When she feels like scratching she used to head to the nearest furniture, but we have her partly trained to use a scratch pad. And now she wears cute little pink plastic claw covers, glued on to keep her from doing any damage.
It’s fun when she plays with her toys, but when she feels the need for new entertainment, she used to go down into the basement into Kathy’s craft supplies and pull out balls of yarn, carry them upstairs, with the yarn unwinding behind her. We once found half a dozen balls of yarn up in the middle of the living room carpet, with streamers going all the way down the basement stairs.
And if it’s our time to sleep, but she wants to play, she has no scruples about walking on us and rubbing on our faces to wake us up. That’s why she usually spends the night closed in a bathroom. And last night it was time for everyone to go to bed and she didn’t want to be caught and closed in the bathroom, so we gave up and we spent the night closed in our bedroom and she had the run of the house.
Ling is a cat. She behaves the way cat’s do. Those are her instincts. She feels like doing something and she does it. And there’s that strange instinct in humans that many of us really get attached to them for it.
But Ling can’t go beyond her instincts. When it’s time to pick up the balls of yarn in the living room, will she help? No way! When it’s time to put her in the pet carrier for a trip to the vet, will she come when you call? No way! If her needs are met she’s very content to just sit in the window and watch the world goes by, accomplishing nothing at all. She is the perfect hedonist. If it feels good, do it.
In a cat, those behaviors are very endearing. But God has created human beings for so much more, to be useful, to think about the impulses they feel and choose wisely which ones to follow and which ones to deny. God calls us humans to focus our lives, to bring order and goodness and love on this earth. And if we fail to live up to that high calling, it’s a tragedy.

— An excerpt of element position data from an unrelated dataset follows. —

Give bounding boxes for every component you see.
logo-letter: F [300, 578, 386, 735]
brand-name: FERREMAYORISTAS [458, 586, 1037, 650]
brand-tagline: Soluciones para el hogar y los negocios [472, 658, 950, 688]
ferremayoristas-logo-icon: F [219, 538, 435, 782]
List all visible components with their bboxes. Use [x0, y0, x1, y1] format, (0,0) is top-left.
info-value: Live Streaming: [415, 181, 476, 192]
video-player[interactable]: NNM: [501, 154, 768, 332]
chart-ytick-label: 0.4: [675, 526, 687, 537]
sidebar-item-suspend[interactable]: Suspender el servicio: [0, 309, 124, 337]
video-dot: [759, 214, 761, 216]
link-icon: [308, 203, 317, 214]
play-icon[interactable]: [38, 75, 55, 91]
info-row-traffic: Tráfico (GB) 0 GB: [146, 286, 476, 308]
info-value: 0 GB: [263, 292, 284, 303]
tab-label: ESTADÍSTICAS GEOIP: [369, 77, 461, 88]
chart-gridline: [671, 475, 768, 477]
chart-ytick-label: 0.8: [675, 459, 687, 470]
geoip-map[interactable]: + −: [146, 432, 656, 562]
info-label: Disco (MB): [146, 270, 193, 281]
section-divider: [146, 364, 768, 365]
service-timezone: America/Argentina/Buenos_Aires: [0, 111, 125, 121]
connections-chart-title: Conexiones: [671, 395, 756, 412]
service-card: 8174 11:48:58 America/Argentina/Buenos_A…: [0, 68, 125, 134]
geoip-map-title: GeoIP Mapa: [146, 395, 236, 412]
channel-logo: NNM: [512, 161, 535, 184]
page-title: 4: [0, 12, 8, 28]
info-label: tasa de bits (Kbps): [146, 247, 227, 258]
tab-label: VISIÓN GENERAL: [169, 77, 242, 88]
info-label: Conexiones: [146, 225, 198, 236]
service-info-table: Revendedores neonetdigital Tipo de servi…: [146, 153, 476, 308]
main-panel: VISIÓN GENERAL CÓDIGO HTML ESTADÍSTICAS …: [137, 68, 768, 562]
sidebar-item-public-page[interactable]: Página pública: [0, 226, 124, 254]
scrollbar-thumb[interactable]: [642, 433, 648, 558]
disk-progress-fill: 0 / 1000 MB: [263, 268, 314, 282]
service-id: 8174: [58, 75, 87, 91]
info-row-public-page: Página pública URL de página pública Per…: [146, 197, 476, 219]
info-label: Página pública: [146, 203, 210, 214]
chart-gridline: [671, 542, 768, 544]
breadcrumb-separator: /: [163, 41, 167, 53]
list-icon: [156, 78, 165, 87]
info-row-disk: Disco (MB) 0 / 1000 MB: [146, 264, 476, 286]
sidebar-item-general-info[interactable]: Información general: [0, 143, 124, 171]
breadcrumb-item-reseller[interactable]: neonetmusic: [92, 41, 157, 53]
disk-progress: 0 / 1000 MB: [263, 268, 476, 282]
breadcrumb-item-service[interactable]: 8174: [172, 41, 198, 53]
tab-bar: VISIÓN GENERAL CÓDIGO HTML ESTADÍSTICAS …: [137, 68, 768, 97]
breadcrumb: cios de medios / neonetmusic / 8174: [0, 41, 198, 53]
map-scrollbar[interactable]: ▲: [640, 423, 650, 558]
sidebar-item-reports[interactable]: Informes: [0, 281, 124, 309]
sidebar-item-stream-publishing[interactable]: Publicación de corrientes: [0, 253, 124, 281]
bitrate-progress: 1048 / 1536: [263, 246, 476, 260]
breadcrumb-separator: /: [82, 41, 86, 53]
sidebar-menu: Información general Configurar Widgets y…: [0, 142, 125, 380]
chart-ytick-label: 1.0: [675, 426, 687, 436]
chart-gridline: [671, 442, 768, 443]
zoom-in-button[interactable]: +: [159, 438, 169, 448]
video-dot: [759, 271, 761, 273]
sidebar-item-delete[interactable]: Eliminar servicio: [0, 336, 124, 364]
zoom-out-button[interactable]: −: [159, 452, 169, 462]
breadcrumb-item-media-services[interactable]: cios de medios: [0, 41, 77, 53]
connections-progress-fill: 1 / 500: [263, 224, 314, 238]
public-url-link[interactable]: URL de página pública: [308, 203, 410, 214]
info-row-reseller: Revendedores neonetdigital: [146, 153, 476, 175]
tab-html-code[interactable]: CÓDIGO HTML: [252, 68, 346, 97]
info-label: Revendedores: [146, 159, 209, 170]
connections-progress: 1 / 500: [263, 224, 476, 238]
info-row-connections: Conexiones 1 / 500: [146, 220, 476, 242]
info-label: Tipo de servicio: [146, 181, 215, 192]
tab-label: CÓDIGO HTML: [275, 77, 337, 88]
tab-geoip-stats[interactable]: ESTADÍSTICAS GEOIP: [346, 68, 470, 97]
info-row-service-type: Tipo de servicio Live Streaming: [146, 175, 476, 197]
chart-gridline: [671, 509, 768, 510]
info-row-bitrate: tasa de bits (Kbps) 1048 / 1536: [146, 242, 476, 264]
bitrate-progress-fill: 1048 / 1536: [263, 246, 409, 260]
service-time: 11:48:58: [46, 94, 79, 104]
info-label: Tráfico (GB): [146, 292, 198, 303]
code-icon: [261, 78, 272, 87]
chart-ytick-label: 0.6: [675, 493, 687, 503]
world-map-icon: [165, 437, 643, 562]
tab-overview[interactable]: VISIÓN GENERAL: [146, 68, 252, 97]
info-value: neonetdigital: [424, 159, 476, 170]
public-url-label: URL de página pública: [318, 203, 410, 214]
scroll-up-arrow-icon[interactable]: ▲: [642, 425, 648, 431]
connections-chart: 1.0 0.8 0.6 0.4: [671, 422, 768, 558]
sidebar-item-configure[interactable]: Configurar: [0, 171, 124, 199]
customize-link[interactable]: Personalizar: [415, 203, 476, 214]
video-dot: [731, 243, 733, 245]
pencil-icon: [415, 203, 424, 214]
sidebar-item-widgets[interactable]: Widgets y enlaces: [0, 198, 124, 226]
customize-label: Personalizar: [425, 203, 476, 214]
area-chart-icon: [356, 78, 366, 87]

We are working our way through the letter from the Apostle Paul to the Christians in Ephesus. The first chapter is really fun. I called it “You’ve Got a Lot Going for You.” Paul tells us that we have been blessed, in Jesus Christ, with every blessing in the heavenly places. And when he explains that, we learn that all those blessings are in God himself, Father, Son and Holy Spirit. This God is one God, life giving, eternally existing in three persons with perfect love and harmony and servanthood among them. That was fun to preach.
Then we moved on to chapter 2. I call the first few verses “You’ve Got a Lot Going Against You.” Because Paul warns against another threesome, but these are spirit killers, the world, the devil and the flesh. These aren’t as much fun to preach about. But they bring reality into better focus. “So that’s why the world is so messed up.” And it gives us specific places to start in dealing with it. Paul is wise to also give us a diagnosis to explain why life is so often hard. And you don’t have a chance of a cure until you’ve had the right diagnosis.
Two weeks ago we looked at ‘the world,’ the social, or should I say anti-social, environment in which we live, pressing us out of the shape of being in the image of God and into a new form that is very different. And the mark of the world on our lives is substantial because it has been pressing us every moment of our lives. Its pressures have destroyed many people. They influence us all.